Wenders began his career during the New German Cinema era of the late 1960s, making his feature directorial debut with Summer in the City (1970). Much of the distinctive cinematography in his movies is the result of a highly productive long-term collaboration with Dutch cinematographer Robby Müller. Some of his more successful and critically acclaimed movies, Paris, Texas and Wings of Desire, for example, have been the result of fruitful collaborations with avant-garde authors Peter Handke and Sam Shepard. Handke's novel, The Goalie's Anxiety at the Penalty Kick was adapted for Wenders' second feature film, The Goalkeeper's Fear of the Penalty. Handke co-wrote the script for Wings of Desire and Until the End of the World, both featuring Solveig Dommartin.

Wenders has directed several highly acclaimed documentaries, most notably Buena Vista Social Club (1999), about Cuban musicians, and The Soul of a Man (2003), on American blues.

He has also directed many music videos for groups such as U2 and Talking Heads, including "Stay (Faraway, So Close!)" and "Sax and Violins". His television commercials include a UK advertisement for Carling Premier Canadian beer.

Wenders' book, Emotion Pictures, a collection of diary essays written while a film student, was adapted and broadcast as a series of plays on BBC Radio 3, featuring Peter Capaldi as Wenders, with Gina McKee, Saskia Reeves, Dennis Hopper, Harry Dean Stanton and Ricky Tomlinson, dramatised by Neil Cargill.

Wenders was collaborating with artist/journalist and longtime friend Melinda Camber Porter on a documentary feature about his body of work, Wim Wenders - Visions on Film, when Porter passed away - the film remains incomplete.

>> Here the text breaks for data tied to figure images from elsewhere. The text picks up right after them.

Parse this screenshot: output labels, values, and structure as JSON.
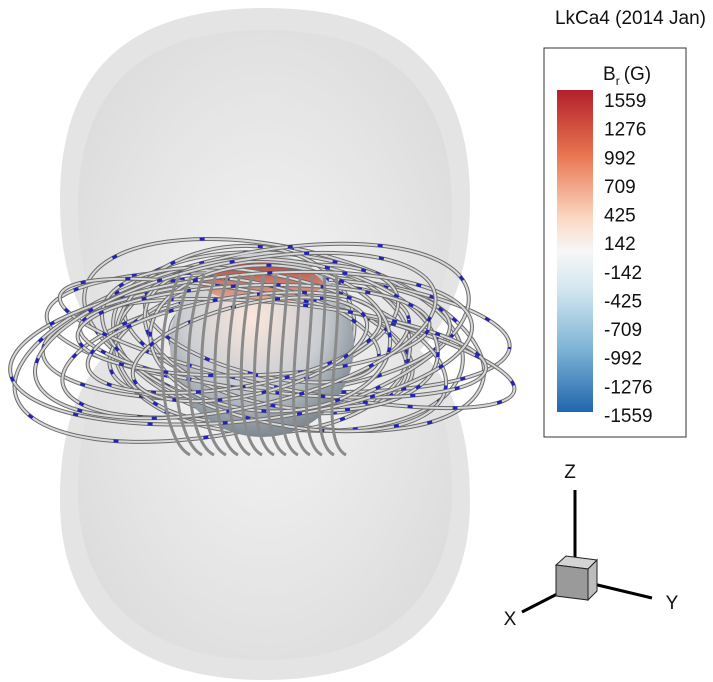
{
  "title": "LkCa4 (2014 Jan)",
  "colorbar": {
    "label_symbol": "B",
    "label_subscript": "r",
    "label_unit": "(G)",
    "ticks": [
      1559,
      1276,
      992,
      709,
      425,
      142,
      -142,
      -425,
      -709,
      -992,
      -1276,
      -1559
    ]
  },
  "axes": {
    "x": "X",
    "y": "Y",
    "z": "Z"
  }
}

Wenders is a member of the advisory board of World Cinema Foundation. The project was founded by Martin Scorsese and aimed at finding and reconstructing world cinema films that have been long neglected. He serves as a Jury Member for the digital studio Filmaka, a platform for undiscovered filmmakers to show their work to industry professionals.

In 2011 he was selected to stage the 2013 cycle of Richard Wagner's Der Ring des Nibelungen at the Bayreuth Festival, a reflection of his capacity to produce imaginative tributes to great works of art. The project fell through when he insisted on filming in 3-D, which the Wagner family found too costly and disruptive.

While promoting his 3-D dance film, Pina, Wenders told the Documentary channel Blog in December 2011 that he has already begun work on a new 3-D documentary, this one about architecture. He also has said that he will only be working in the 3-D film format from now on. Wenders admired the dance choreographer Pina Bausch since 1985, but only with the advent of digital 3-D cinema did he decide that he could sufficiently capture her work on screen.